Radial turbines and compressors, such as those used in turbochargers, typically include a rotor, or wheel, that is rotatably mounted in a housing and that defines blades extending radially outward in proximity to an inner surface of the housing. The housing defines an inlet for receiving air or other gas, and an outlet through which the gas is circulated. In the case of a turbine, the rotor is a turbine wheel that is rotatably mounted in a turbine wheel housing. Gas, such as exhaust gas from an internal combustion engine, flows into the housing through the inlet, which extends circumferentially around the wheel, and exits in a generally axial direction. As the gas passes through the housing, the turbine wheel is rotated. In a typical turbocharger, the turbine wheel is connected by a shaft to a compressor wheel, i.e., a rotor, that is rotatably mounted in a compressor wheel housing. The compressor wheel housing also defines an inlet and outlet, and the compressor wheel includes radial blades that deliver air through the compressor wheel housing. In particular, the compressor wheel draws air axially inward through the inlet and delivers the air radially outward through a diffuser that extends circumferentially around the compressor wheel.

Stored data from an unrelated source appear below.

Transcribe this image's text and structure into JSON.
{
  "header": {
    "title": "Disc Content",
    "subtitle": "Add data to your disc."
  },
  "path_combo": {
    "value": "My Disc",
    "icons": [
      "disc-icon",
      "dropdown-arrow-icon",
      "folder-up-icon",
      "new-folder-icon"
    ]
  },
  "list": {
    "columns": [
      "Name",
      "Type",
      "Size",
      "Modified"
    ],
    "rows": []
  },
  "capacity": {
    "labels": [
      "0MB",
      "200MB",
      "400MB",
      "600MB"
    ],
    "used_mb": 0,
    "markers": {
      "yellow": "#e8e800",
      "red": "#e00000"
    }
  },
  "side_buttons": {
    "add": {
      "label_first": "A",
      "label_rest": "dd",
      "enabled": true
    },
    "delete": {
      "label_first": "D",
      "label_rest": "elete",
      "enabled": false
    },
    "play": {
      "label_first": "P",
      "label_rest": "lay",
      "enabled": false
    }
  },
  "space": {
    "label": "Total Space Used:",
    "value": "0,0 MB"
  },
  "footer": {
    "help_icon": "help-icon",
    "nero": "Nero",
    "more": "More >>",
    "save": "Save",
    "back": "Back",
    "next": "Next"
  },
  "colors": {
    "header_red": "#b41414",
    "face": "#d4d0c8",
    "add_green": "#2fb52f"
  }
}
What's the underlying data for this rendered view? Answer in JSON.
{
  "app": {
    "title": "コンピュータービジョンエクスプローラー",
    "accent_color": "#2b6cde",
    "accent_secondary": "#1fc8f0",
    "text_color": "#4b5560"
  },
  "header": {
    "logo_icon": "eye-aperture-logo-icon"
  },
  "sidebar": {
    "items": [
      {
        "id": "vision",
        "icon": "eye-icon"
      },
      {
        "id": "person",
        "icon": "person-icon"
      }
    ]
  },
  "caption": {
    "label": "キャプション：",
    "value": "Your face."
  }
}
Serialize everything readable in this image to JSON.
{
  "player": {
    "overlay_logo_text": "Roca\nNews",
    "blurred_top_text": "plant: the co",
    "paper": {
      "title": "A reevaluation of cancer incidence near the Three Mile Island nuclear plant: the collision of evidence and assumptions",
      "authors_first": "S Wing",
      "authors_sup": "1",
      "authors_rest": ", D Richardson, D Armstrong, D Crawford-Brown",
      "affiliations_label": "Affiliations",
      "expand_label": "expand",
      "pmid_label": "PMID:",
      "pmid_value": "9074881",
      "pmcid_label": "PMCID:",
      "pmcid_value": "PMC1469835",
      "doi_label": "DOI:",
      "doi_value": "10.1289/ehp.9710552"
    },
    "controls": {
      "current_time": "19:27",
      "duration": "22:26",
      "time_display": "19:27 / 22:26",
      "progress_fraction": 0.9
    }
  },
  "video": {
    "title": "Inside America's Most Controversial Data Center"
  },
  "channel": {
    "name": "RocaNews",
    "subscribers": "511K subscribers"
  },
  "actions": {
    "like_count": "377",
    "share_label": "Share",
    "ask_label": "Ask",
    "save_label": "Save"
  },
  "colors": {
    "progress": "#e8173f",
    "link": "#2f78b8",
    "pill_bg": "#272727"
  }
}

The blades of the rotors of turbines and compressors typically have edges that are positioned in close proximity to the housing and other relatively stationary components. For example, the turbines and compressors of modern turbochargers can include stators at the inlet and/or outlet to control the flow of gas through the device. In a turbine, the stators can be vanes arranged circumferentially at the inlet to define a stationary or an adjustable nozzle. The nozzle can be selectively opened and closed to control the flow of the gas through the turbine. In a compressor, the stators can be vanes that are arranged circumferentially at the outlet to define a variable diffuser that controls the flow of the air through the compressor. Due to the close proximity of the rotors and stators, the high rotational speeds of the rotors, and the high operating pressures, the blades of the rotors are subject to unsteady aerodynamic excitation forces that induce alternating strains and stresses in the blades. Such unsteady, or cyclic, excitation forces can similarly result from other stationary or adjustable components such as inlet guide vanes or a curved inlet manifold that supplies the gas to the inlet at pressures that vary across the area of the inlet. For example, inlet guide vanes are often provided in the inlet of a compressor to direct the flow of air therethrough. Thus, the blades are cyclically stressed at frequencies associated with the rotational speed of the rotor and the number and location of the vanes or other stationary components. Such cyclic stress can result in fatigue and failure of the rotors.
A forced response analysis can be conducted during the design of a rotary device such as a turbine or compressor to determine the cyclic stresses and strains on the rotor due to any unsteady aerodynamic excitation forces that occur at the rotor's resonant frequencies. The unsteady aerodynamic mechanical response of the rotor can be first analyzed, e.g., by conducting a computational fluid dynamics (CFD) analysis to determine the unsteady aerodynamic excitation forces, and conducting a 3-dimensional finite element method (FEM) analysis to determine the natural resonant frequencies of the rotor. Typically, the geometric configuration of the rotor or other components of the device is adjusted or modified as is practical to reduce the stresses and strains of the rotor that result from the unsteady aerodynamic excitation forces, e.g., by adjusting the configuration of the rotor or other devices such that the resonant frequencies occur outside the operating range of the rotor. The normal operating range of the device may be such that the rotor is not significantly stressed when subjected to cyclic aerodynamic forces that correspond to the lowest of the resonant frequencies of the rotor due to the low speed and pressure associated with that speed of operation. However, it is often impossible or impractical to adjust the higher resonant frequencies out of the operating speed range of the turbocharger. Thus, for example, the rotor may be subjected during some times of operation to a cyclic aerodynamic excitation force having a frequency that is equal to the second mode or higher modes of the resonant vibratory frequency of the rotor. Accordingly, the design analysis can include determining the strains and stresses that occur in the rotor at such frequencies and verifying that the expected life of the rotor meets a minimum design criteria. In some cases, however, the rotor may be subjected to alternating strains that reduce the expected life of the rotor below a minimum design criteria.
Thus, there exists a need for improved rotors for rotary devices such as turbines and compressors that are used in turbochargers, and for a method of manufacturing such devices. Preferably, the devices should be subjected to reduced strains and stresses, thereby extending the operating lives of the devices, despite cyclic aerodynamic excitation forces, which can occur throughout the operating range of the device, including at one or more of the vibratory modes of the rotor of the device.